JavaScript Synchronous vs. Asynchronous

JavaScript is single-threaded — it can only do one thing at a time.

But real programs need to handle things like network requests, timers, and file reads. If any of those blocked the thread while waiting, the page would freeze and nothing else could run.

That's the problem asynchronous JavaScript solves.

• What Is Synchronous
• What Is Asynchronous
• The Event Loop
• Common Async Operations
• Ways to Handle Async Code

What Is Synchronous

Synchronous code runs line by line, in order. Each line waits for the previous one to finish before moving on.

console.log("First");
console.log("Second");
console.log("Third");

Output:

First
Second
Third

Straightforward — but if one line takes a long time (like waiting for a server response), everything else has to wait. The whole thread is blocked until it's done.

What Is Asynchronous

Asynchronous code doesn't wait. It kicks off an operation, moves on, and comes back to handle the result when it's ready.

console.log("Start");

setTimeout(function () {
  console.log("setTimeout fires");
}, 1000);

console.log("End");

Output:

Start
End
setTimeout fires

setTimeout doesn't block anything. JavaScript logs "End" immediately, then comes back to run the callback after 1 second.

The Event Loop

The mechanism that makes all of this work is the Event Loop.

JavaScript's runtime has a few moving parts:

• Call Stack — where synchronous code runs, one task at a time
• Web APIs — browser-provided features like setTimeout, fetch, and DOM events that run in the background
• Task Queue — once a Web API operation completes, its callback is placed here to wait
• Event Loop — continuously watches the Call Stack; when it's empty, it pushes the next task from the Task Queue in

Here's a concrete example:

console.log("A");

setTimeout(function () {
  console.log("B");
}, 0);

console.log("C");

Output:

A
C
B

Even with a 0 delay, "B" runs last. The setTimeout callback is handed off to the Web APIs, then queued in the Task Queue. The Event Loop only pushes it onto the Call Stack once "A" and "C" have already run.

Common Async Operations

Most async work in JavaScript falls into a few categories:

• setTimeout / setInterval — timers
• fetch — network requests
• DOM events — user interactions like click and input
• Promise — a wrapper for async operations
• async / await — cleaner syntax for working with Promises

// Timer
setTimeout(() => {
  console.log("runs after 1 second");
}, 1000);

// Network request
fetch("https://api.example.com/data")
  .then(response => response.json())
  .then(data => console.log(data));

// DOM event
button.addEventListener("click", () => {
  console.log("button clicked");
});

Ways to Handle Async Code

There are three main approaches. Each one was introduced to address the shortcomings of the one before it.

Callbacks

The original approach — pass a function as an argument, and call it when the operation is done:

function fetchData(callback) {
  setTimeout(function () {
    callback("data");
  }, 1000);
}

fetchData(function (data) {
  console.log(data); // "data"
});

Works fine for simple cases.

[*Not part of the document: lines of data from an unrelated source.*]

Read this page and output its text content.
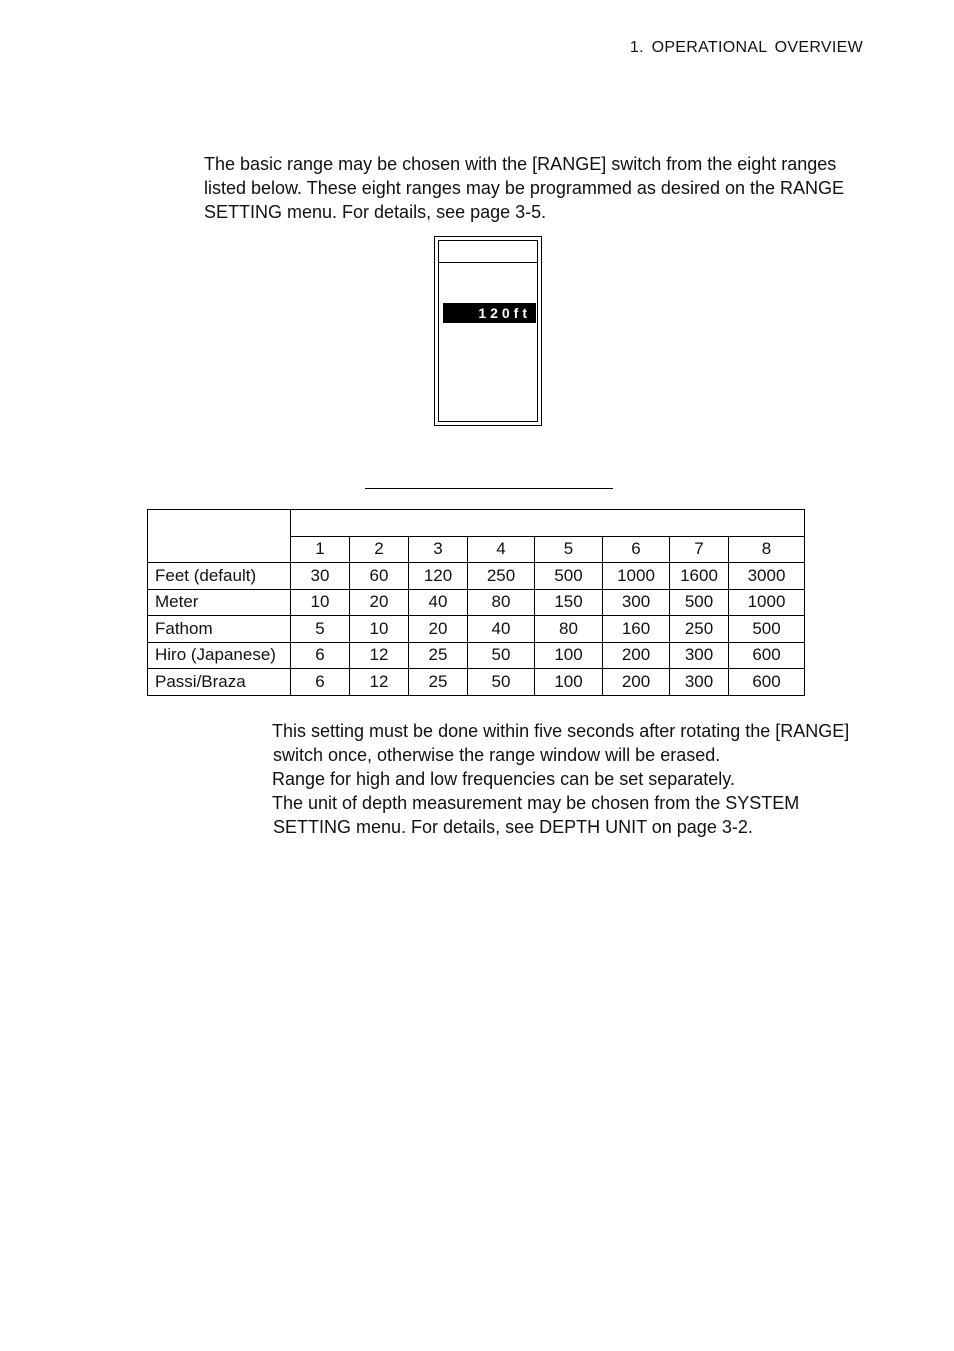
1. OPERATIONAL OVERVIEW
The basic range may be chosen with the [RANGE] switch from the eight ranges listed below. These eight ranges may be programmed as desired on the RANGE SETTING menu. For details, see page 3-5.
120ft

	1	2	3	4	5	6	7	8
Feet (default)	30	60	120	250	500	1000	1600	3000
Meter	10	20	40	80	150	300	500	1000
Fathom	5	10	20	40	80	160	250	500
Hiro (Japanese)	6	12	25	50	100	200	300	600
Passi/Braza	6	12	25	50	100	200	300	600

This setting must be done within five seconds after rotating the [RANGE]

switch once, otherwise the range window will be erased.

Range for high and low frequencies can be set separately.

The unit of depth measurement may be chosen from the SYSTEM

SETTING menu. For details, see DEPTH UNIT on page 3-2.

But nest a few of these together and you end up with Callback Hell:

fetchUser(function (user) {
  fetchPosts(user.id, function (posts) {
    fetchComments(posts[0].id, function (comments) {
      console.log(comments);
    });
  });
});

Hard to read, hard to maintain.

Promises

Introduced in ES6, Promises give async code more structure:

fetch("https://api.example.com/data")
  .then(response => response.json())
  .then(data => console.log(data))
  .catch(error => console.error(error));

Chaining .then() calls is much cleaner than nested callbacks.

async / await

Introduced in ES2017, async/await lets you write async code that reads like synchronous code:

async function getData() {
  try {
    const response = await fetch("https://api.example.com/data");
    const data = await response.json();
    console.log(data);
  } catch (error) {
    console.error(error);
  }
}

getData();

await pauses the function until the Promise resolves — but it doesn't block the rest of the program. It can only be used inside an async function.

Conclusion

JavaScript's async model is what lets a single-threaded language handle real-world workloads without grinding to a halt. Understanding it is essential for writing JavaScript that actually works the way you expect.